I've encountered this mindset a great deal among gay people in my decade-plus living in Texas. No doubt it is because of the powerful influence of religion here, not to mention the "good-ol'-boy" spirit that abides in the South. Spend enough time in such a culture, and a gay person inevitably starts to think that to be completely open about his sexuality would threaten his entire way of existence.
But the reason it matters is simple: If people hide who they are, they reinforce a sense of shame in themselves. They create a perpetual cycle of half-truths and obfuscation that becomes increasingly difficult to break -- so that they can't even talk about what they did over the weekend without dancing around reality and carefully choosing their pronouns.
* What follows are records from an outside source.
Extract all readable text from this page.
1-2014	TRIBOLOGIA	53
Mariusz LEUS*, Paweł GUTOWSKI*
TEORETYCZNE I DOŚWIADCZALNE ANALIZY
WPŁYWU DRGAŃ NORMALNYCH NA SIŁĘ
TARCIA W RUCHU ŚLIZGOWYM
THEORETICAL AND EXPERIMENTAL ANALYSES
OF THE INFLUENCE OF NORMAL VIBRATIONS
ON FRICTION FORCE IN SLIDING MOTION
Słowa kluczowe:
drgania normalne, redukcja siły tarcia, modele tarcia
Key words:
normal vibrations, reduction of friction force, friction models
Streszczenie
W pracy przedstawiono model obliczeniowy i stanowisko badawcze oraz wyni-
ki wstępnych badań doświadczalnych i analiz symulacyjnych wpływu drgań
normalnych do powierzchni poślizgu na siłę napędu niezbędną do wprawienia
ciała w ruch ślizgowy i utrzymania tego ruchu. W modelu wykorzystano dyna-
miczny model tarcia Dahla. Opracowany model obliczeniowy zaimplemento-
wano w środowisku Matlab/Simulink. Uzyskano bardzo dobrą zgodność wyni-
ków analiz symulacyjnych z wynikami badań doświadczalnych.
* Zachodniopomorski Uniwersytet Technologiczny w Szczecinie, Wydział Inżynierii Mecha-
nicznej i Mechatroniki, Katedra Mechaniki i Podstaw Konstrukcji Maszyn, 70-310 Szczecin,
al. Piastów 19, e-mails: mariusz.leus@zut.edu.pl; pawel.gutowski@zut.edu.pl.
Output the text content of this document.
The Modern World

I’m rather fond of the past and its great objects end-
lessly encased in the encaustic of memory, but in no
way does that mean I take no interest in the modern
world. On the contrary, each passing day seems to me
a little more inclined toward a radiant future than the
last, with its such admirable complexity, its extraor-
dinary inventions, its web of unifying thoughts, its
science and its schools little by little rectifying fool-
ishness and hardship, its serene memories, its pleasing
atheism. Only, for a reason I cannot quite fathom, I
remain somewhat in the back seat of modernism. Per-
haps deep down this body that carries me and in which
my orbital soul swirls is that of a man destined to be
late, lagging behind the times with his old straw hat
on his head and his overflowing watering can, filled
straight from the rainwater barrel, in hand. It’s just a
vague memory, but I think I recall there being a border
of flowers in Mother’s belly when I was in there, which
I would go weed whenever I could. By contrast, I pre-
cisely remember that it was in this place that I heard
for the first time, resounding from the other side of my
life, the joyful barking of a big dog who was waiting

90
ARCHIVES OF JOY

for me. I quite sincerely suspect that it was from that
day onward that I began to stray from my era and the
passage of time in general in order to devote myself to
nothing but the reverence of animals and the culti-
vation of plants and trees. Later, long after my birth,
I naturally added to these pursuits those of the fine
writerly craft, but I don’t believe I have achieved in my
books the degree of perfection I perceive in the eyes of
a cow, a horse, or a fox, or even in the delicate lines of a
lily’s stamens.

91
They telegraph the message to younger gay people that it's OK to keep secrets and live inauthentic lives.
I don't mean to sound unsympathetic to the struggles of gay people in a hetero-normative world; I know I've been very fortunate to have friends, family and colleagues who look upon my homosexuality the same way as I look upon their heterosexuality -- as something unremarkable and yet essential to who they are as human beings.
Yet we are also at an extraordinary tipping point in American history, where the ultimate step toward equality -- the right for two people of the same sex to get married in every state in this country -- is within reach.
If gay people themselves aren't willing to lead that battle -- to be open to friends and colleagues and even complete strangers, to insist that in fact it does matter -- then equality will never be won.